Pero no es tan fácil la labor. Para que en un futuro esas investigaciones puedan proseguir y llegar a sentar en el banquillo a los acusados, se tiene que probar la procedencia y la intencionalidad de cada caso, como establece el derecho internacional. De ahí el afán de los fiscales en documentar cada detalle con expertos de distintos ámbitos, para que los casos lleguen a los tribunales internacionales.

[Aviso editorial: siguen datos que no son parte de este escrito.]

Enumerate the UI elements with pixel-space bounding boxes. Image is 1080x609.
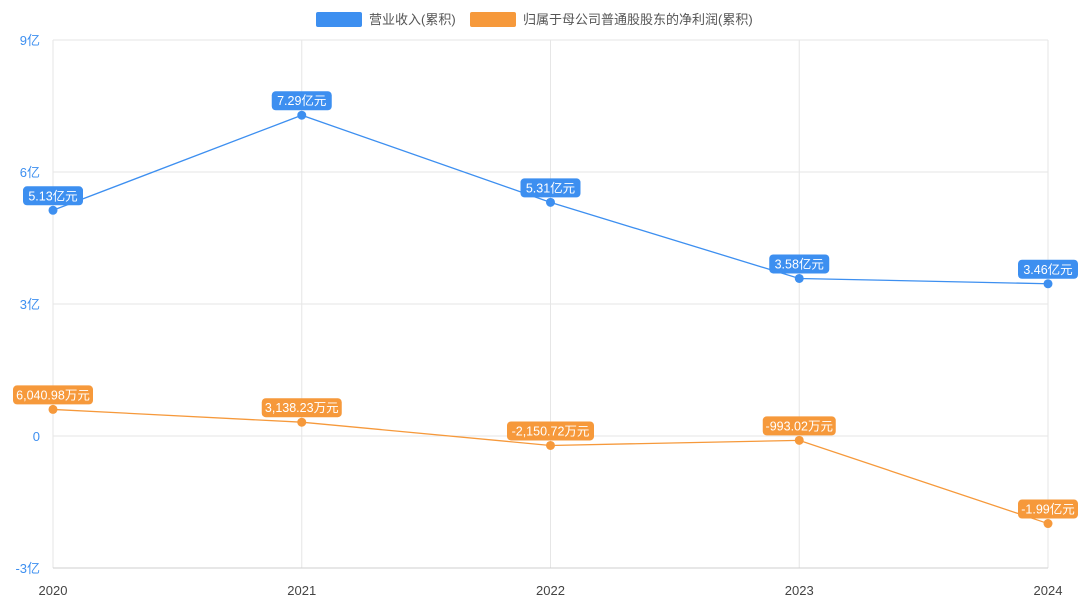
x-tick-label: 2020	[39, 583, 68, 598]
data-point	[546, 197, 555, 207]
legend-label: 归属于母公司普通股股东的净利润(累积)	[523, 12, 753, 27]
data-point	[1043, 519, 1053, 529]
grid-lines	[52, 39, 1049, 569]
data-point	[794, 273, 804, 283]
data-point	[1043, 279, 1053, 289]
legend-swatch	[470, 12, 516, 27]
y-axis: 9亿 6亿 3亿 0 -3亿	[15, 33, 40, 576]
x-tick-label: 2021	[287, 583, 316, 598]
x-axis: 2020 2021 2022 2023 2024	[39, 583, 1063, 598]
y-tick-label: 9亿	[20, 33, 40, 48]
data-label-box	[13, 385, 93, 405]
data-label-box	[769, 254, 830, 274]
data-label: 3.46亿元	[1023, 262, 1072, 277]
y-tick-label: 3亿	[20, 297, 40, 312]
data-label: -1.99亿元	[1021, 502, 1075, 517]
data-label: 3,138.23万元	[265, 401, 339, 415]
legend: 营业收入(累积) 归属于母公司普通股股东的净利润(累积)	[316, 12, 753, 27]
x-tick-label: 2023	[785, 583, 814, 598]
series-layer	[48, 110, 1053, 529]
data-label-box	[261, 398, 342, 418]
data-label: -993.02万元	[766, 419, 833, 433]
data-label-box	[1018, 259, 1078, 279]
x-tick-label: 2024	[1034, 583, 1063, 598]
data-point	[546, 440, 555, 450]
y-tick-label: 0	[33, 429, 40, 444]
legend-swatch	[316, 12, 362, 27]
data-point	[48, 205, 58, 215]
data-point	[297, 110, 307, 120]
y-tick-label: 6亿	[20, 165, 40, 180]
legend-label: 营业收入(累积)	[369, 12, 456, 27]
data-point	[794, 435, 804, 445]
data-label: 5.31亿元	[526, 180, 575, 195]
data-label-box	[23, 186, 83, 206]
y-tick-label: -3亿	[15, 561, 40, 576]
data-label-box	[520, 178, 581, 198]
data-label-box	[507, 421, 594, 441]
data-label-box	[1018, 499, 1078, 519]
data-label-box	[271, 91, 332, 111]
x-tick-label: 2022	[536, 583, 565, 598]
data-label-box	[762, 416, 836, 436]
data-labels: 5.13亿元 7.29亿元 5.31亿元 3.58亿元 3.46亿元 6,040.98万元…	[13, 91, 1078, 519]
data-label: 3.58亿元	[775, 256, 824, 271]
data-point	[297, 417, 307, 427]
data-label: 5.13亿元	[28, 188, 77, 203]
data-label: 6,040.98万元	[16, 388, 90, 402]
data-label: -2,150.72万元	[512, 424, 590, 438]
data-point	[48, 404, 58, 414]
data-label: 7.29亿元	[277, 93, 326, 108]
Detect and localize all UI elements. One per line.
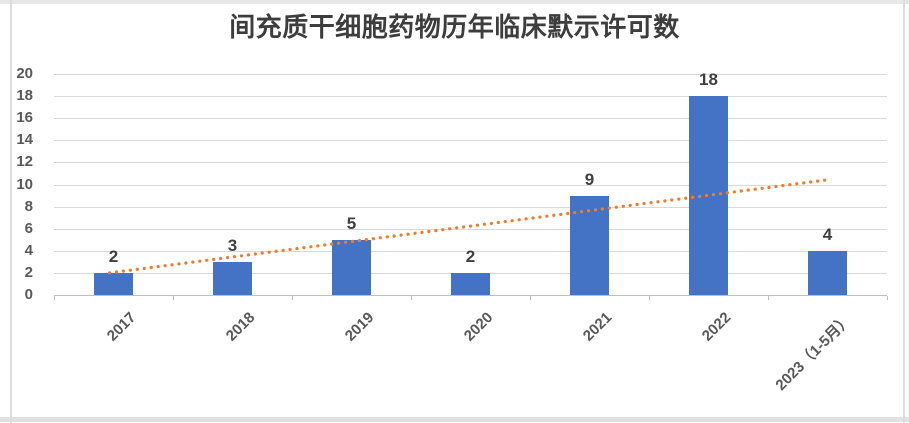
bar-2019	[332, 239, 371, 295]
x-axis-label: 2022	[698, 309, 735, 345]
bar-2017	[94, 272, 133, 295]
page-border-bottom	[0, 417, 909, 422]
x-axis-tick	[411, 296, 412, 300]
gridline	[54, 162, 887, 164]
x-axis-label: 2023（1-5月）	[772, 311, 856, 394]
x-axis-label: 2017	[103, 309, 140, 345]
x-axis-tick	[649, 296, 650, 300]
data-label: 2	[108, 246, 119, 266]
data-label: 3	[227, 235, 238, 255]
x-axis-label: 2020	[460, 309, 497, 345]
x-axis-tick	[292, 296, 293, 300]
data-label: 9	[584, 169, 595, 189]
bar-2021	[570, 195, 609, 295]
y-axis-tick-label: 4	[24, 241, 33, 259]
x-axis-label: 2018	[222, 309, 259, 345]
y-axis-tick-label: 18	[16, 87, 33, 105]
page-border-left	[10, 0, 12, 423]
bar-2023（1-5月）	[808, 250, 847, 295]
x-axis-tick	[530, 296, 531, 300]
data-label: 5	[346, 213, 357, 233]
x-axis-line	[54, 295, 887, 296]
y-axis-tick-label: 10	[16, 175, 33, 193]
y-axis-tick-label: 20	[16, 65, 33, 82]
y-axis-tick-label: 8	[24, 197, 33, 215]
x-axis-tick	[887, 296, 888, 300]
gridline	[54, 184, 887, 186]
x-axis-tick	[768, 296, 769, 300]
page-border-top	[0, 0, 909, 4]
y-axis-tick-label: 14	[16, 131, 33, 149]
page-border-right	[903, 0, 905, 423]
bar-2022	[689, 96, 728, 295]
data-label: 4	[822, 224, 833, 244]
gridline	[54, 74, 887, 75]
data-label: 2	[465, 246, 476, 266]
x-axis-label: 2021	[579, 309, 616, 345]
y-axis-tick-label: 0	[24, 286, 33, 303]
gridline	[54, 96, 887, 98]
data-label: 18	[699, 70, 718, 90]
chart-title: 间充质干细胞药物历年临床默示许可数	[229, 13, 680, 43]
x-axis-label: 2019	[341, 309, 378, 345]
gridline	[54, 118, 887, 120]
x-axis-tick	[173, 296, 174, 300]
x-axis-tick	[54, 296, 55, 300]
gridline	[54, 228, 887, 230]
gridline	[54, 140, 887, 142]
bar-2018	[213, 261, 252, 295]
bar-2020	[451, 272, 490, 295]
y-axis-tick-label: 6	[24, 219, 33, 237]
y-axis-tick-label: 12	[16, 153, 33, 171]
y-axis-tick-label: 16	[16, 109, 33, 127]
y-axis-tick-label: 2	[24, 263, 33, 281]
gridline	[54, 206, 887, 208]
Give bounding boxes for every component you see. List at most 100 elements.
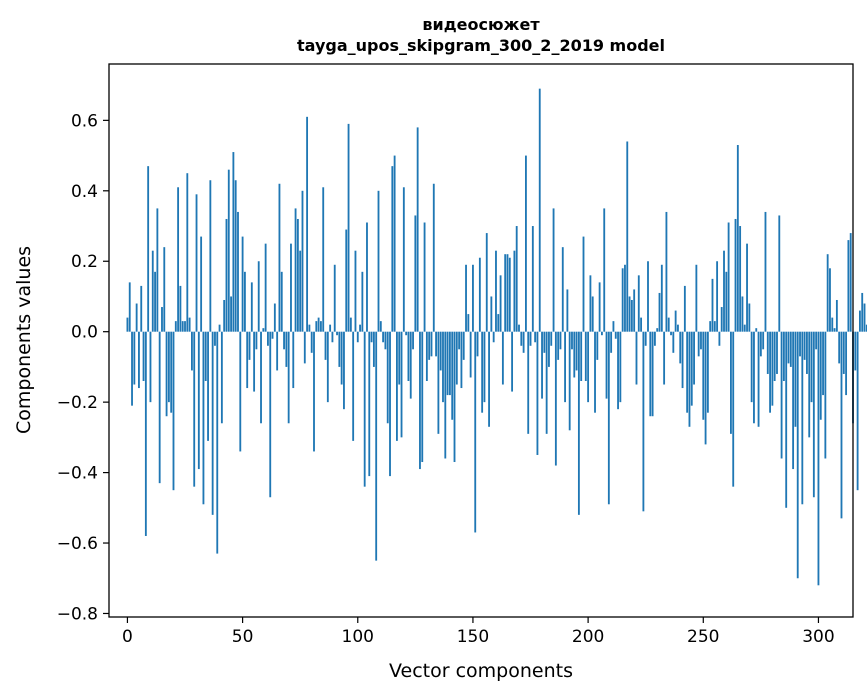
bar-284 (780, 331, 783, 459)
bar-261 (727, 222, 730, 332)
bar-27 (188, 317, 191, 332)
bar-33 (202, 331, 205, 505)
bar-236 (670, 331, 672, 336)
bar-123 (409, 331, 412, 399)
bar-319 (861, 292, 864, 332)
bar-126 (416, 127, 419, 332)
bar-234 (665, 211, 668, 332)
bar-96 (347, 123, 350, 332)
bar-115 (391, 166, 394, 332)
bar-246 (693, 331, 695, 385)
bar-250 (702, 331, 705, 420)
bar-285 (782, 331, 785, 381)
bar-12 (154, 271, 156, 332)
x-tick-label: 50 (232, 627, 254, 647)
bar-211 (612, 321, 615, 332)
bar-20 (172, 331, 175, 491)
bar-26 (186, 173, 189, 332)
bar-38 (214, 331, 216, 346)
bar-133 (432, 183, 435, 332)
x-axis-label: Vector components (389, 660, 573, 682)
bar-202 (591, 296, 594, 332)
bar-53 (248, 331, 251, 360)
bar-263 (732, 331, 735, 487)
bar-281 (773, 331, 776, 381)
bar-282 (776, 331, 778, 374)
bar-288 (789, 331, 792, 367)
bar-49 (239, 331, 242, 452)
bar-32 (200, 236, 203, 332)
bar-198 (582, 236, 585, 332)
bar-270 (748, 303, 751, 332)
bar-224 (642, 331, 645, 512)
bar-15 (161, 307, 163, 332)
bar-190 (564, 331, 566, 403)
bar-13 (156, 208, 159, 332)
bar-233 (663, 331, 666, 385)
bar-129 (423, 222, 426, 332)
bar-221 (635, 331, 638, 385)
bar-24 (181, 321, 184, 332)
bar-225 (644, 331, 647, 346)
bar-78 (306, 116, 309, 332)
bar-14 (158, 331, 161, 484)
bar-137 (442, 331, 444, 403)
bar-182 (545, 331, 548, 434)
bar-227 (649, 331, 652, 417)
bar-66 (278, 183, 281, 332)
bar-43 (225, 218, 228, 332)
bar-191 (566, 289, 569, 332)
bar-195 (575, 331, 578, 371)
bar-220 (633, 289, 636, 332)
bar-86 (324, 331, 327, 360)
bar-140 (448, 331, 451, 396)
bar-215 (621, 268, 624, 332)
bar-152 (476, 331, 479, 357)
bar-35 (207, 331, 209, 441)
bar-258 (720, 307, 723, 332)
bar-230 (656, 328, 659, 332)
bar-29 (193, 331, 196, 487)
bar-162 (499, 275, 502, 332)
bar-19 (170, 331, 173, 413)
bar-117 (396, 331, 398, 441)
bar-58 (260, 331, 262, 424)
bar-136 (439, 331, 442, 371)
bar-3 (133, 331, 136, 385)
bar-193 (571, 331, 573, 350)
bar-275 (759, 331, 762, 357)
bar-304 (826, 254, 829, 332)
bar-192 (568, 331, 571, 431)
bar-276 (762, 331, 765, 350)
bar-267 (741, 296, 744, 332)
bar-274 (757, 331, 760, 427)
bar-218 (628, 296, 631, 332)
bar-223 (640, 317, 643, 332)
bar-187 (557, 331, 560, 360)
bar-183 (548, 331, 550, 367)
bar-177 (534, 331, 537, 343)
bar-130 (425, 331, 428, 381)
bar-204 (596, 331, 599, 360)
bar-6 (140, 285, 143, 332)
y-tick-label: −0.6 (57, 534, 98, 554)
bar-34 (204, 331, 207, 381)
bar-239 (677, 324, 679, 332)
bar-0 (126, 317, 129, 332)
bar-184 (550, 331, 553, 346)
bar-114 (389, 331, 391, 477)
bar-95 (345, 229, 348, 332)
bar-257 (718, 331, 721, 346)
bar-72 (292, 331, 295, 389)
x-tick-label: 200 (572, 627, 604, 647)
bar-207 (603, 208, 606, 332)
bar-199 (584, 331, 587, 381)
bar-213 (617, 331, 619, 410)
bar-97 (349, 317, 352, 332)
bar-194 (573, 331, 576, 378)
bar-62 (269, 331, 272, 498)
bar-264 (734, 218, 737, 332)
bar-52 (246, 331, 249, 389)
bar-77 (303, 331, 306, 364)
bar-203 (594, 331, 596, 413)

Pero, aún así, según muchos juristas, los procesos judiciales internacionales llevarán años, y las condenas serán escasas ya que el Gobierno ruso ha negado repetidamente su responsabilidad en los ataques contra civiles. Sin embargo, Moscú acusa a Kiev de montajes, y no reconoce -como EEUU, China y Ucrania, que no han ratificado su adhesión- a organismos como la Corte Penal Internacional (CPI) de La Haya. Aunque tampoco hay claridad sobre qué tribunal es el competente.

También se desconoce si la posibilidad de la creación de un tribunal ad hoc -como fue en su momento el Tribunal Penal Internacional para la ex-Yugoslavia (TPIY)- tendría un apoyo internacional tan sustancial para que la propuesta tenga éxito. De ahí que Ucrania haya decidido tomar cartas en el asunto. Y ya a finales de mayo, juzgó y condenó a un hombre a cadena perpetua por el asesinato de un anciano en la aldea de Chupajivka, en el primer proceso de este tipo. Un primer paso de un camino aún incierto.